Abécédaire absurde de la Chine [A-B]

Ne reculant devant aucun effort intellectuel pour vous initier aux beautés de la langue et de la culture chinoise, je me lance aujourd’hui dans la rédaction d’un abécédaire de la Chine. Projet absurde en soi d’abord parce qu’il ne vous aura pas échappé qu’en Chine on écrit depuis des millénaires en idéogrammes ou caractères. Lesquels caractères refusent obstinément toute classification par ordre alphabétique, voire l’idée même d’alphabet. Autant dire que l’anarchie scripturale n’est pas loin et la recherche dans un dictionnaire réservée aux seuls initiés. Vous concocter un abécédaire d’une langue ne contenant ni « a » ni « b » ni « c » me semblait être un défi à ma mesure, inspiré de Mots d’ici et d’ailleurs qui s’y amuse de son côté. Je m’empresse de l’entamer pour être sûre de finir 2015 en beauté et de commencer 2016 sur de bonnes bases.

N’espérez pas un précis de vocabulaire exhaustif, ni même utile, seuls mes (maigres) connaissance en mandarin et le potentiel inspirant d’un mot guideront mes choix. Bref, ça risque d’être du grand n’importe quoi mais si je fais bien mon travail à la fin vous connaîtrez au moins 26 mots de chinois, ce qui par ces temps de chômage élevé peut toujours servir à impressionner un futur employeur. Alors c’est parti pour les deux premiers mots avec aujourd’hui au programme : ài (aimer) et bàba (papa). Vous voyez que ça commence bien : rien que des mots faciles et prononçables.

Ài : aimer. Prononcez « aïe ». Excellente idée de commencer par là car cela tord d’emblée le cou aux idées reçues : mais non, le chinois n’est pas si compliqué à retenir, il suffit juste de trouver le bon moyen mnémotechnique. « Aïe » comme « ouille-ouille-ouille, aimer ça peut faire rudement mal, surtout quand ça rate ». Vous sentez immédiatement le poids de la longue lignée de philosophes brillants naviguant dans le sillage de Kong Fu Zi et Lao Zi, philosophie infusant jusque dans la construction de la langue en réduisant le mot aimer à cette onomatopée si évocatrice : ài, aïe aïe aïe ! Quand je vous disais que c’était simple.

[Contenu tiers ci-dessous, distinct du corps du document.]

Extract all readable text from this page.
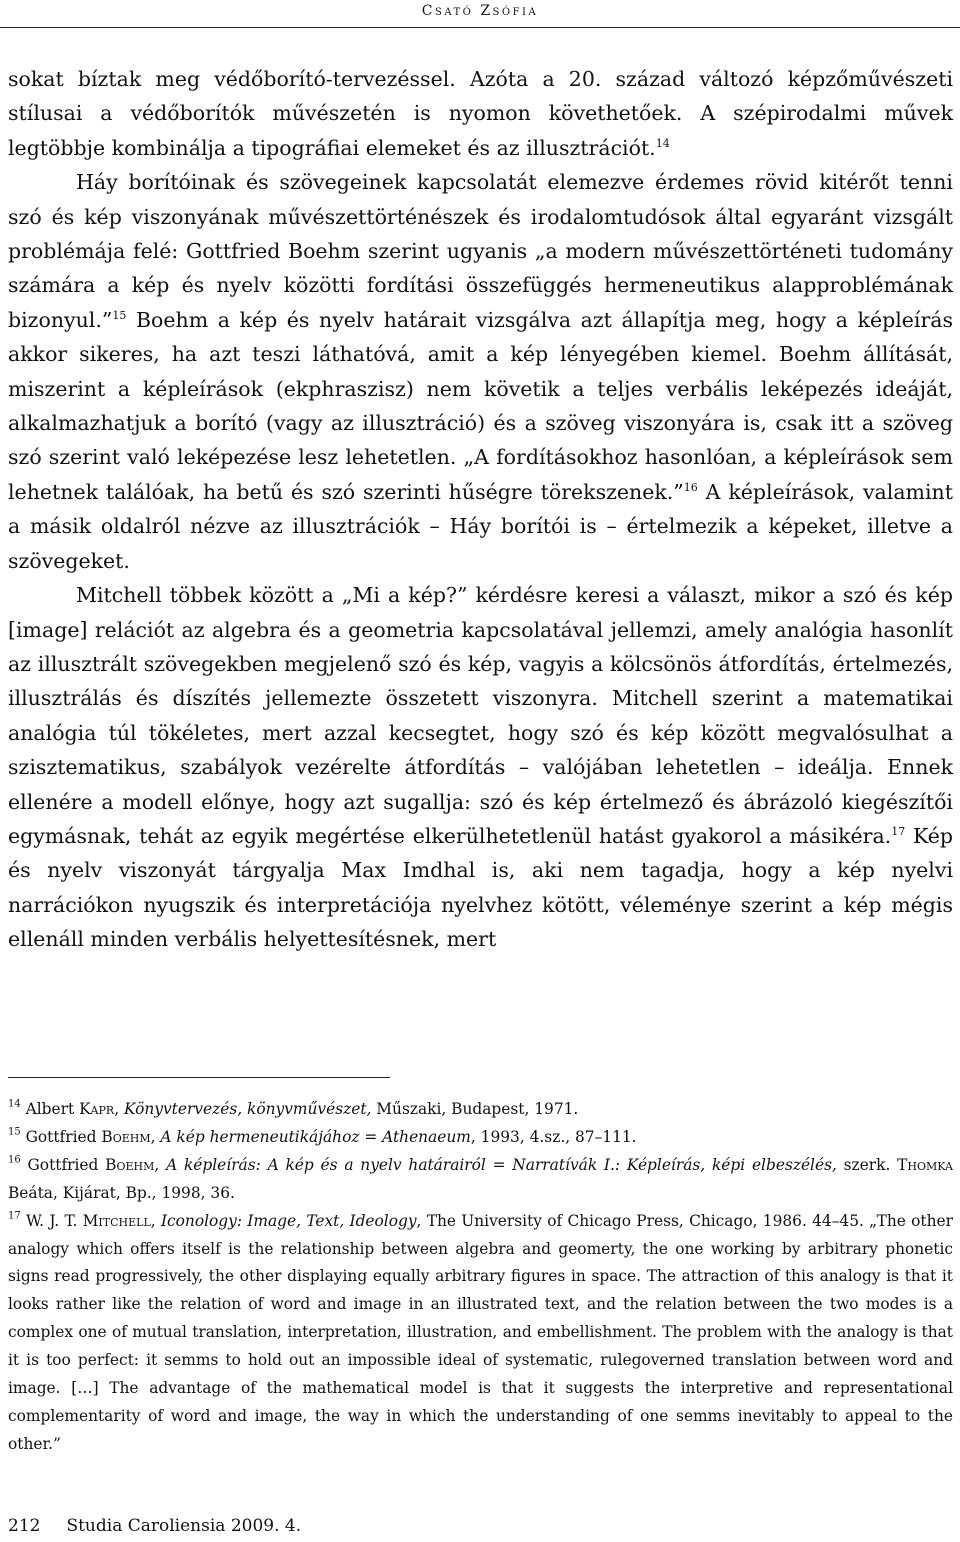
Csató Zsófia

sokat bíztak meg védőborító-tervezéssel. Azóta a 20. század változó képzőművészeti stílusai a védőborítók művészetén is nyomon követhetőek. A szépirodalmi művek legtöbbje kombinálja a tipográfiai elemeket és az illusztrációt.$^{14}$

Háy borítóinak és szövegeinek kapcsolatát elemezve érdemes rövid kitérőt tenni szó és kép viszonyának művészettörténészek és irodalomtudósok által egyaránt vizsgált problémája felé: Gottfried Boehm szerint ugyanis „a modern művészettörténeti tudomány számára a kép és nyelv közötti fordítási összefüggés hermeneutikus alapproblémának bizonyul.”$^{15}$ Boehm a kép és nyelv határait vizsgálva azt állapítja meg, hogy a képleírás akkor sikeres, ha azt teszi láthatóvá, amit a kép lényegében kiemel. Boehm állítását, miszerint a képleírások (ekphraszisz) nem követik a teljes verbális leképezés ideáját, alkalmazhatjuk a borító (vagy az illusztráció) és a szöveg viszonyára is, csak itt a szöveg szó szerint való leképezése lesz lehetetlen. „A fordításokhoz hasonlóan, a képleírások sem lehetnek találóak, ha betű és szó szerinti hűségre törekszenek.”$^{16}$ A képleírások, valamint a másik oldalról nézve az illusztrációk – Háy borítói is – értelmezik a képeket, illetve a szövegeket.

Mitchell többek között a „Mi a kép?” kérdésre keresi a választ, mikor a szó és kép [image] relációt az algebra és a geometria kapcsolatával jellemzi, amely analógia hasonlít az illusztrált szövegekben megjelenő szó és kép, vagyis a kölcsönös átfordítás, értelmezés, illusztrálás és díszítés jellemezte összetett viszonyra. Mitchell szerint a matematikai analógia túl tökéletes, mert azzal kecsegtet, hogy szó és kép között megvalósulhat a szisztematikus, szabályok vezérelte átfordítás – valójában lehetetlen – ideálja. Ennek ellenére a modell előnye, hogy azt sugallja: szó és kép értelmező és ábrázoló kiegészítői egymásnak, tehát az egyik megértése elkerülhetetlenül hatást gyakorol a másikéra.$^{17}$ Kép és nyelv viszonyát tárgyalja Max Imdhal is, aki nem tagadja, hogy a kép nyelvi narrációkon nyugszik és interpretációja nyelvhez kötött, véleménye szerint a kép mégis ellenáll minden verbális helyettesítésnek, mert

$^{14}$ Albert Kapr, Könyvtervezés, könyvművészet, Műszaki, Budapest, 1971.

$^{15}$ Gottfried Boehm, A kép hermeneutikájához = Athenaeum, 1993, 4.sz., 87–111.

$^{16}$ Gottfried Boehm, A képleírás: A kép és a nyelv határairól = Narratívák I.: Képleírás, képi elbeszélés, szerk. Thomka Beáta, Kijárat, Bp., 1998, 36.

$^{17}$ W. J. T. Mitchell, Iconology: Image, Text, Ideology, The University of Chicago Press, Chicago, 1986. 44–45. „The other analogy which offers itself is the relationship between algebra and geomerty, the one working by arbitrary phonetic signs read progressively, the other displaying equally arbitrary figures in space. The attraction of this analogy is that it looks rather like the relation of word and image in an illustrated text, and the relation between the two modes is a complex one of mutual translation, interpretation, illustration, and embellishment. The problem with the analogy is that it is too perfect: it semms to hold out an impossible ideal of systematic, rulegoverned translation between word and image. […] The advantage of the mathematical model is that it suggests the interpretive and representational complementarity of word and image, the way in which the understanding of one semms inevitably to appeal to the other.”

212 Studia Caroliensia 2009. 4.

Le mot c’est bien, mais savoir l’utiliser c’est mieux. Alors puisque la grammaire mandarine ignore la conjugaison vous pouvez facilement déclarer votre flamme selon cette structure simple : je aimer toi = wǒ ài nǐ (prononcez ouo aïe ni). Vous voilà fin prêts à entrer en contact avec les chinois et à opérer un rapprochement entre les peuples, après tout c’est bientôt Noël il faut bien que l’amour descende dans nos coeurs et nous fasse ouvrir la porte aux autres.

Voilà pour l’oral de la chose. Passons maintenant sans crainte à l’écrit : je vous invite par cette petite vidéo pédagogique à vous familiariser avec ce premier caractère chinois (au moment même où je m’improvise prof de caractères chinois, ce qui n’est pas sans promettre quelques incongruités et imprécisions) :

 

Bàba : papa. Prononcez baba, comme dans baba au rhum. Notez cependant que le chinois ignore la pâtisserie en général et le baba en particulier, et qu’il n’a pas la moindre idée de ce qu’est le rhum. Pour autant, le baba local peut tout à fait s’enivrer au bái jiǔ (prononcez baille djiou), alcool blanc local qu’on appellerait volontiers gnôle dans nos campagnes. Le baba au bái jiǔ se rencontre particulièrement facilement lors des repas d’affaires où il lève le coude en rythme en disant ganbei (prononcez ganebeille) jusqu’à ce qu’ivresse s’ensuive (car dans le repas d’affaire en Chine, perdre la face consiste à caler au moment de boire et non à rouler sous la table qui est parfaitement admis). Le baba au bái jiǔ parvient ensuite à regagner son domicile par des moyens mystérieux et un trajet sinusoïdal.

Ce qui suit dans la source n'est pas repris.